Les soldats israéliens ont également tué des dizaines de Palestiniens qui tentaient de recevoir de l'aide par camion dans plus de deux douzaines d' incidents. Dans ces attaques, au moins 21 Palestiniens ont été tués et 150 blessés le 14 mars, lorsque les forces israéliennes ont tiré sur des milliers de personnes dans la ville de Gaza. La même zone avait été prise pour cible par les soldats israéliens quelques heures auparavant.
"L'assaut d'Israël a piégé les travailleurs humanitaires de Gaza et les partenaires des agences internationales dans un environnement "quasiment invivable" de déplacements massifs et de privations, où 75 % des déchets solides sont maintenant déversés sur des sites aléatoires, où 97 % des eaux souterraines sont rendues impropres à l'usage humain et où l'État israélien utilise la famine comme une arme de guerre", indique le rapport Oxfam.
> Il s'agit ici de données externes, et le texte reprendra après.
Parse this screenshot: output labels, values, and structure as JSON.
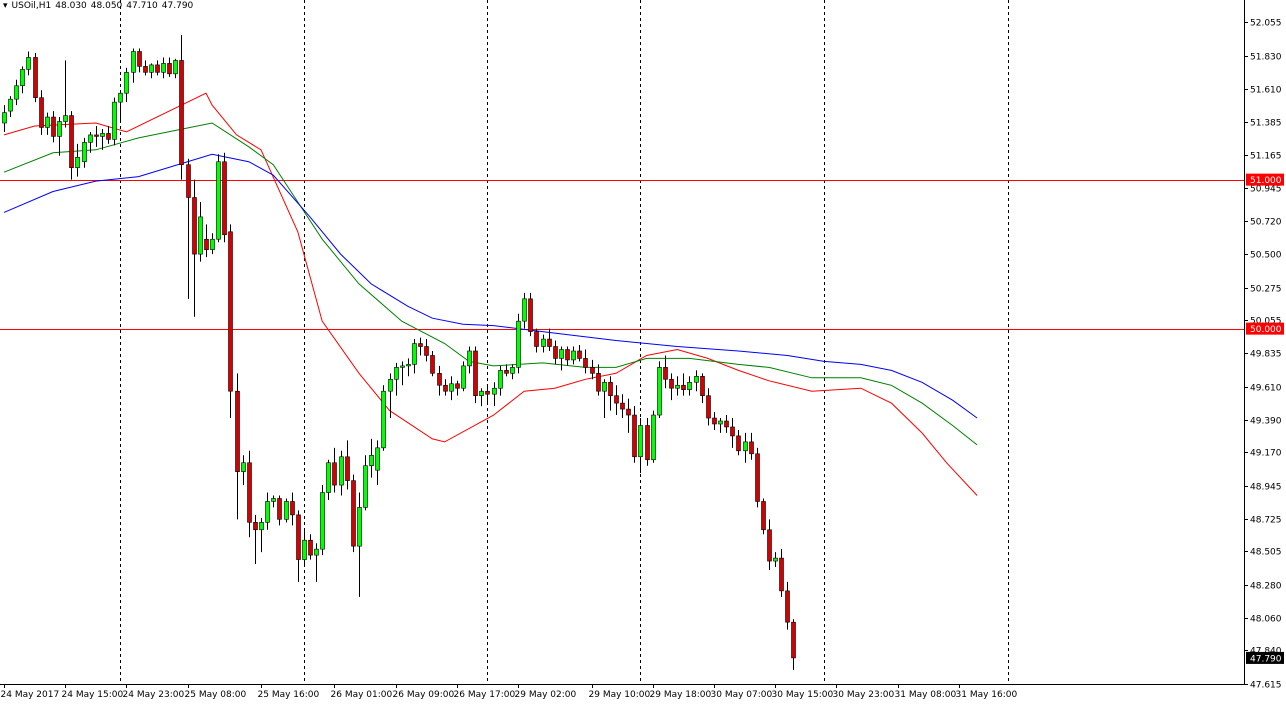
{
  "header": {
    "symbol": "USOil,H1",
    "open": "48.030",
    "high": "48.050",
    "low": "47.710",
    "close": "47.790"
  },
  "chart_data": {
    "type": "candlestick",
    "symbol": "USOil",
    "timeframe": "H1",
    "ylim": [
      47.615,
      52.125
    ],
    "y_ticks": [
      "52.055",
      "51.830",
      "51.610",
      "51.385",
      "51.165",
      "50.945",
      "50.720",
      "50.500",
      "50.275",
      "50.055",
      "49.835",
      "49.610",
      "49.390",
      "49.170",
      "48.945",
      "48.725",
      "48.505",
      "48.280",
      "48.060",
      "47.840",
      "47.615"
    ],
    "x_labels": [
      "24 May 2017",
      "24 May 15:00",
      "24 May 23:00",
      "25 May 08:00",
      "25 May 16:00",
      "26 May 01:00",
      "26 May 09:00",
      "26 May 17:00",
      "29 May 02:00",
      "29 May 10:00",
      "29 May 18:00",
      "30 May 07:00",
      "30 May 15:00",
      "30 May 23:00",
      "31 May 08:00",
      "31 May 16:00"
    ],
    "session_separators": [
      19,
      49,
      79,
      104,
      134,
      164
    ],
    "horizontal_lines": [
      {
        "label": "51.000",
        "value": 51.0,
        "color": "#ff0000"
      },
      {
        "label": "50.000",
        "value": 50.0,
        "color": "#ff0000"
      }
    ],
    "current_price": {
      "label": "47.790",
      "value": 47.79
    },
    "grid": false,
    "colors": {
      "bull": "#00ff00",
      "bear": "#d70000",
      "wick": "#000000",
      "ema_fast": "#ff0000",
      "ema_mid": "#008000",
      "ema_slow": "#0000ff"
    },
    "moving_averages": [
      {
        "color": "#ff0000",
        "points": [
          [
            0,
            51.3
          ],
          [
            5,
            51.36
          ],
          [
            15,
            51.38
          ],
          [
            20,
            51.32
          ],
          [
            33,
            51.58
          ],
          [
            34,
            51.5
          ],
          [
            38,
            51.3
          ],
          [
            42,
            51.2
          ],
          [
            48,
            50.65
          ],
          [
            52,
            50.05
          ],
          [
            58,
            49.7
          ],
          [
            63,
            49.45
          ],
          [
            70,
            49.26
          ],
          [
            72,
            49.24
          ],
          [
            80,
            49.42
          ],
          [
            85,
            49.58
          ],
          [
            90,
            49.6
          ],
          [
            95,
            49.66
          ],
          [
            100,
            49.7
          ],
          [
            105,
            49.82
          ],
          [
            110,
            49.86
          ],
          [
            115,
            49.8
          ],
          [
            120,
            49.72
          ],
          [
            125,
            49.65
          ],
          [
            132,
            49.58
          ],
          [
            140,
            49.6
          ],
          [
            145,
            49.5
          ],
          [
            150,
            49.3
          ],
          [
            154,
            49.1
          ],
          [
            159,
            48.88
          ]
        ]
      },
      {
        "color": "#008000",
        "points": [
          [
            0,
            51.05
          ],
          [
            8,
            51.18
          ],
          [
            15,
            51.2
          ],
          [
            22,
            51.28
          ],
          [
            34,
            51.38
          ],
          [
            40,
            51.22
          ],
          [
            44,
            51.1
          ],
          [
            48,
            50.85
          ],
          [
            52,
            50.6
          ],
          [
            58,
            50.3
          ],
          [
            65,
            50.05
          ],
          [
            72,
            49.9
          ],
          [
            76,
            49.78
          ],
          [
            80,
            49.75
          ],
          [
            88,
            49.77
          ],
          [
            95,
            49.74
          ],
          [
            100,
            49.74
          ],
          [
            105,
            49.8
          ],
          [
            112,
            49.8
          ],
          [
            120,
            49.76
          ],
          [
            125,
            49.74
          ],
          [
            132,
            49.67
          ],
          [
            140,
            49.67
          ],
          [
            145,
            49.62
          ],
          [
            150,
            49.5
          ],
          [
            155,
            49.35
          ],
          [
            159,
            49.22
          ]
        ]
      },
      {
        "color": "#0000ff",
        "points": [
          [
            0,
            50.78
          ],
          [
            8,
            50.92
          ],
          [
            15,
            50.99
          ],
          [
            22,
            51.02
          ],
          [
            34,
            51.17
          ],
          [
            40,
            51.12
          ],
          [
            44,
            51.03
          ],
          [
            50,
            50.75
          ],
          [
            55,
            50.5
          ],
          [
            60,
            50.3
          ],
          [
            66,
            50.15
          ],
          [
            70,
            50.07
          ],
          [
            75,
            50.03
          ],
          [
            80,
            50.02
          ],
          [
            90,
            49.97
          ],
          [
            100,
            49.92
          ],
          [
            110,
            49.88
          ],
          [
            120,
            49.85
          ],
          [
            128,
            49.82
          ],
          [
            134,
            49.78
          ],
          [
            140,
            49.76
          ],
          [
            145,
            49.72
          ],
          [
            150,
            49.64
          ],
          [
            155,
            49.52
          ],
          [
            159,
            49.4
          ]
        ]
      }
    ],
    "candles": [
      {
        "o": 51.38,
        "h": 51.5,
        "l": 51.32,
        "c": 51.45
      },
      {
        "o": 51.46,
        "h": 51.56,
        "l": 51.42,
        "c": 51.54
      },
      {
        "o": 51.54,
        "h": 51.67,
        "l": 51.5,
        "c": 51.63
      },
      {
        "o": 51.63,
        "h": 51.76,
        "l": 51.58,
        "c": 51.74
      },
      {
        "o": 51.74,
        "h": 51.86,
        "l": 51.7,
        "c": 51.82
      },
      {
        "o": 51.82,
        "h": 51.85,
        "l": 51.52,
        "c": 51.55
      },
      {
        "o": 51.55,
        "h": 51.6,
        "l": 51.3,
        "c": 51.35
      },
      {
        "o": 51.35,
        "h": 51.45,
        "l": 51.3,
        "c": 51.42
      },
      {
        "o": 51.42,
        "h": 51.46,
        "l": 51.25,
        "c": 51.29
      },
      {
        "o": 51.29,
        "h": 51.42,
        "l": 51.16,
        "c": 51.39
      },
      {
        "o": 51.39,
        "h": 51.8,
        "l": 51.35,
        "c": 51.43
      },
      {
        "o": 51.43,
        "h": 51.46,
        "l": 51.0,
        "c": 51.08
      },
      {
        "o": 51.08,
        "h": 51.24,
        "l": 51.02,
        "c": 51.15
      },
      {
        "o": 51.12,
        "h": 51.28,
        "l": 51.08,
        "c": 51.25
      },
      {
        "o": 51.25,
        "h": 51.32,
        "l": 51.18,
        "c": 51.3
      },
      {
        "o": 51.3,
        "h": 51.36,
        "l": 51.22,
        "c": 51.29
      },
      {
        "o": 51.29,
        "h": 51.34,
        "l": 51.2,
        "c": 51.31
      },
      {
        "o": 51.31,
        "h": 51.36,
        "l": 51.24,
        "c": 51.27
      },
      {
        "o": 51.27,
        "h": 51.55,
        "l": 51.23,
        "c": 51.52
      },
      {
        "o": 51.52,
        "h": 51.6,
        "l": 51.38,
        "c": 51.58
      },
      {
        "o": 51.58,
        "h": 51.75,
        "l": 51.52,
        "c": 51.72
      },
      {
        "o": 51.72,
        "h": 51.88,
        "l": 51.65,
        "c": 51.86
      },
      {
        "o": 51.86,
        "h": 51.88,
        "l": 51.72,
        "c": 51.76
      },
      {
        "o": 51.76,
        "h": 51.8,
        "l": 51.7,
        "c": 51.72
      },
      {
        "o": 51.72,
        "h": 51.78,
        "l": 51.68,
        "c": 51.77
      },
      {
        "o": 51.77,
        "h": 51.8,
        "l": 51.7,
        "c": 51.72
      },
      {
        "o": 51.72,
        "h": 51.82,
        "l": 51.68,
        "c": 51.78
      },
      {
        "o": 51.78,
        "h": 51.82,
        "l": 51.69,
        "c": 51.71
      },
      {
        "o": 51.71,
        "h": 51.81,
        "l": 51.68,
        "c": 51.8
      },
      {
        "o": 51.8,
        "h": 51.97,
        "l": 51.0,
        "c": 51.1
      },
      {
        "o": 51.1,
        "h": 51.14,
        "l": 50.2,
        "c": 50.88
      },
      {
        "o": 50.88,
        "h": 51.0,
        "l": 50.08,
        "c": 50.5
      },
      {
        "o": 50.5,
        "h": 50.85,
        "l": 50.45,
        "c": 50.75
      },
      {
        "o": 50.6,
        "h": 50.7,
        "l": 50.48,
        "c": 50.53
      },
      {
        "o": 50.53,
        "h": 50.64,
        "l": 50.5,
        "c": 50.6
      },
      {
        "o": 50.6,
        "h": 51.17,
        "l": 50.58,
        "c": 51.12
      },
      {
        "o": 51.12,
        "h": 51.18,
        "l": 50.58,
        "c": 50.63
      },
      {
        "o": 50.65,
        "h": 50.7,
        "l": 49.4,
        "c": 49.58
      },
      {
        "o": 49.58,
        "h": 49.7,
        "l": 48.72,
        "c": 49.04
      },
      {
        "o": 49.04,
        "h": 49.15,
        "l": 48.95,
        "c": 49.1
      },
      {
        "o": 49.1,
        "h": 49.18,
        "l": 48.6,
        "c": 48.7
      },
      {
        "o": 48.7,
        "h": 48.75,
        "l": 48.42,
        "c": 48.65
      },
      {
        "o": 48.65,
        "h": 48.73,
        "l": 48.5,
        "c": 48.7
      },
      {
        "o": 48.7,
        "h": 48.9,
        "l": 48.65,
        "c": 48.84
      },
      {
        "o": 48.84,
        "h": 48.88,
        "l": 48.8,
        "c": 48.86
      },
      {
        "o": 48.86,
        "h": 48.88,
        "l": 48.68,
        "c": 48.72
      },
      {
        "o": 48.72,
        "h": 48.86,
        "l": 48.7,
        "c": 48.84
      },
      {
        "o": 48.84,
        "h": 48.9,
        "l": 48.68,
        "c": 48.75
      },
      {
        "o": 48.75,
        "h": 48.78,
        "l": 48.3,
        "c": 48.45
      },
      {
        "o": 48.45,
        "h": 48.65,
        "l": 48.42,
        "c": 48.58
      },
      {
        "o": 48.58,
        "h": 48.62,
        "l": 48.45,
        "c": 48.48
      },
      {
        "o": 48.48,
        "h": 48.56,
        "l": 48.3,
        "c": 48.52
      },
      {
        "o": 48.52,
        "h": 48.95,
        "l": 48.48,
        "c": 48.9
      },
      {
        "o": 48.9,
        "h": 49.12,
        "l": 48.85,
        "c": 49.1
      },
      {
        "o": 49.1,
        "h": 49.2,
        "l": 48.9,
        "c": 48.95
      },
      {
        "o": 48.95,
        "h": 49.18,
        "l": 48.88,
        "c": 49.14
      },
      {
        "o": 49.14,
        "h": 49.25,
        "l": 48.92,
        "c": 48.98
      },
      {
        "o": 48.98,
        "h": 49.02,
        "l": 48.5,
        "c": 48.54
      },
      {
        "o": 48.54,
        "h": 48.9,
        "l": 48.2,
        "c": 48.8
      },
      {
        "o": 48.8,
        "h": 49.15,
        "l": 48.78,
        "c": 49.08
      },
      {
        "o": 49.08,
        "h": 49.26,
        "l": 49.0,
        "c": 49.15
      },
      {
        "o": 49.05,
        "h": 49.25,
        "l": 48.95,
        "c": 49.2
      },
      {
        "o": 49.2,
        "h": 49.62,
        "l": 49.18,
        "c": 49.58
      },
      {
        "o": 49.58,
        "h": 49.7,
        "l": 49.4,
        "c": 49.66
      },
      {
        "o": 49.66,
        "h": 49.77,
        "l": 49.55,
        "c": 49.74
      },
      {
        "o": 49.74,
        "h": 49.78,
        "l": 49.62,
        "c": 49.75
      },
      {
        "o": 49.75,
        "h": 49.8,
        "l": 49.68,
        "c": 49.76
      },
      {
        "o": 49.76,
        "h": 49.93,
        "l": 49.7,
        "c": 49.9
      },
      {
        "o": 49.9,
        "h": 49.94,
        "l": 49.82,
        "c": 49.88
      },
      {
        "o": 49.88,
        "h": 49.93,
        "l": 49.78,
        "c": 49.82
      },
      {
        "o": 49.82,
        "h": 49.85,
        "l": 49.68,
        "c": 49.7
      },
      {
        "o": 49.7,
        "h": 49.75,
        "l": 49.55,
        "c": 49.62
      },
      {
        "o": 49.62,
        "h": 49.66,
        "l": 49.55,
        "c": 49.58
      },
      {
        "o": 49.58,
        "h": 49.68,
        "l": 49.52,
        "c": 49.63
      },
      {
        "o": 49.63,
        "h": 49.65,
        "l": 49.55,
        "c": 49.6
      },
      {
        "o": 49.6,
        "h": 49.78,
        "l": 49.58,
        "c": 49.75
      },
      {
        "o": 49.75,
        "h": 49.88,
        "l": 49.7,
        "c": 49.85
      },
      {
        "o": 49.85,
        "h": 49.88,
        "l": 49.5,
        "c": 49.55
      },
      {
        "o": 49.55,
        "h": 49.6,
        "l": 49.48,
        "c": 49.58
      },
      {
        "o": 49.58,
        "h": 49.62,
        "l": 49.5,
        "c": 49.56
      },
      {
        "o": 49.56,
        "h": 49.64,
        "l": 49.48,
        "c": 49.6
      },
      {
        "o": 49.6,
        "h": 49.75,
        "l": 49.55,
        "c": 49.72
      },
      {
        "o": 49.72,
        "h": 49.76,
        "l": 49.68,
        "c": 49.7
      },
      {
        "o": 49.7,
        "h": 49.76,
        "l": 49.66,
        "c": 49.74
      },
      {
        "o": 49.74,
        "h": 50.1,
        "l": 49.7,
        "c": 50.05
      },
      {
        "o": 50.05,
        "h": 50.24,
        "l": 50.0,
        "c": 50.2
      },
      {
        "o": 50.2,
        "h": 50.24,
        "l": 49.95,
        "c": 49.98
      },
      {
        "o": 49.98,
        "h": 50.0,
        "l": 49.84,
        "c": 49.88
      },
      {
        "o": 49.88,
        "h": 49.96,
        "l": 49.84,
        "c": 49.93
      },
      {
        "o": 49.93,
        "h": 50.0,
        "l": 49.85,
        "c": 49.88
      },
      {
        "o": 49.88,
        "h": 49.92,
        "l": 49.76,
        "c": 49.8
      },
      {
        "o": 49.8,
        "h": 49.88,
        "l": 49.72,
        "c": 49.86
      },
      {
        "o": 49.86,
        "h": 49.88,
        "l": 49.75,
        "c": 49.79
      },
      {
        "o": 49.79,
        "h": 49.88,
        "l": 49.76,
        "c": 49.85
      },
      {
        "o": 49.85,
        "h": 49.89,
        "l": 49.78,
        "c": 49.8
      },
      {
        "o": 49.8,
        "h": 49.86,
        "l": 49.7,
        "c": 49.74
      },
      {
        "o": 49.74,
        "h": 49.79,
        "l": 49.66,
        "c": 49.7
      },
      {
        "o": 49.7,
        "h": 49.76,
        "l": 49.55,
        "c": 49.58
      },
      {
        "o": 49.58,
        "h": 49.66,
        "l": 49.4,
        "c": 49.64
      },
      {
        "o": 49.64,
        "h": 49.68,
        "l": 49.45,
        "c": 49.55
      },
      {
        "o": 49.55,
        "h": 49.62,
        "l": 49.42,
        "c": 49.5
      },
      {
        "o": 49.5,
        "h": 49.56,
        "l": 49.4,
        "c": 49.46
      },
      {
        "o": 49.46,
        "h": 49.53,
        "l": 49.3,
        "c": 49.42
      },
      {
        "o": 49.42,
        "h": 49.48,
        "l": 49.1,
        "c": 49.14
      },
      {
        "o": 49.14,
        "h": 49.4,
        "l": 49.03,
        "c": 49.35
      },
      {
        "o": 49.35,
        "h": 49.4,
        "l": 49.08,
        "c": 49.12
      },
      {
        "o": 49.12,
        "h": 49.45,
        "l": 49.1,
        "c": 49.42
      },
      {
        "o": 49.42,
        "h": 49.78,
        "l": 49.4,
        "c": 49.74
      },
      {
        "o": 49.74,
        "h": 49.82,
        "l": 49.6,
        "c": 49.66
      },
      {
        "o": 49.66,
        "h": 49.7,
        "l": 49.52,
        "c": 49.6
      },
      {
        "o": 49.6,
        "h": 49.68,
        "l": 49.55,
        "c": 49.62
      },
      {
        "o": 49.62,
        "h": 49.7,
        "l": 49.55,
        "c": 49.59
      },
      {
        "o": 49.59,
        "h": 49.68,
        "l": 49.55,
        "c": 49.64
      },
      {
        "o": 49.64,
        "h": 49.72,
        "l": 49.58,
        "c": 49.68
      },
      {
        "o": 49.68,
        "h": 49.7,
        "l": 49.5,
        "c": 49.55
      },
      {
        "o": 49.55,
        "h": 49.6,
        "l": 49.35,
        "c": 49.4
      },
      {
        "o": 49.4,
        "h": 49.44,
        "l": 49.32,
        "c": 49.36
      },
      {
        "o": 49.36,
        "h": 49.4,
        "l": 49.3,
        "c": 49.38
      },
      {
        "o": 49.38,
        "h": 49.42,
        "l": 49.3,
        "c": 49.34
      },
      {
        "o": 49.34,
        "h": 49.4,
        "l": 49.2,
        "c": 49.28
      },
      {
        "o": 49.28,
        "h": 49.32,
        "l": 49.15,
        "c": 49.18
      },
      {
        "o": 49.18,
        "h": 49.3,
        "l": 49.1,
        "c": 49.24
      },
      {
        "o": 49.24,
        "h": 49.3,
        "l": 49.12,
        "c": 49.16
      },
      {
        "o": 49.16,
        "h": 49.2,
        "l": 48.8,
        "c": 48.84
      },
      {
        "o": 48.84,
        "h": 48.86,
        "l": 48.62,
        "c": 48.65
      },
      {
        "o": 48.65,
        "h": 48.72,
        "l": 48.38,
        "c": 48.44
      },
      {
        "o": 48.44,
        "h": 48.5,
        "l": 48.4,
        "c": 48.46
      },
      {
        "o": 48.46,
        "h": 48.52,
        "l": 48.2,
        "c": 48.24
      },
      {
        "o": 48.24,
        "h": 48.3,
        "l": 47.98,
        "c": 48.03
      },
      {
        "o": 48.03,
        "h": 48.05,
        "l": 47.71,
        "c": 47.79
      }
    ]
  }
}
Oxfam note qu'il n'y a plus aucun endroit sûr à Gaza "au milieu des déplacements forcés et souvent successifs de la quasi-totalité de la population, rendant impossible la coordination de la distribution de l'aide, y compris la capacité des agences à rétablir les services publics vitaux à grande échelle".
Oxfam reproche à Israël ses attaques "démesurées" et "aveugles" contre "les ressources civiles et humanitaires" ainsi que "les installations solaires, hydrauliques, électriques et sanitaires, les locaux de l'ONU, les hôpitaux, les routes et les convois et entrepôts d'aide, même lorsque ces installations sont censées être "déconflictualisées" après que leurs coordonnées ont été communiquées à des fins de protection".
Le ministère de la santé de Gaza a déclaré lundi qu'au moins 31 726 personnes ont été tuées depuis le début de l'assaut israélien il y a cinq mois. Ce bilan inclut au moins 81 morts au cours des dernières 24 heures, selon un communiqué du ministère, qui ajoute que 73 792 personnes ont été blessées à Gaza depuis le 7 octobre. Des milliers d'autres sont portées disparues, la plupart ensevelies sous les décombres.
(ndr : la construction de ce quai se fait avec les gravats post bombardements dans lesquels se trouvent de nombreux corps de Palestiniens portés disparus et n'ayant pu être sortis des décombres faute de moyens - source Twitter X)
La construction d'un "quai provisoire" ne changera rien à la stratégie israélienne. En fait, compte tenu de l'assaut terrestre imminent sur Rafah, où 1,2 million de Palestiniens déplacés sont entassés dans des villes de tentes ou campent en plein air, les tactiques d'Israël ne feront qu'empirer.
Israël est en train de mettre en place une crise humanitaire aux proportions tellement catastrophiques et meurtrières, avec des milliers de Palestiniens massacrés par les bombes, les obus, les missiles, les balles, la famine et les maladies infectieuses, que la seule option possible sera la mort ou la déportation. C'est sur ce quai que se jouera l'ultime acte de cette effroyable campagne génocidaire, lorsque les soldats israéliens entasseront les Palestiniens sur des bateaux.
L'administration Biden, sans laquelle ce génocide n'aurait pas pu être mené à bien, est tout indiquée pour faciliter son exécution.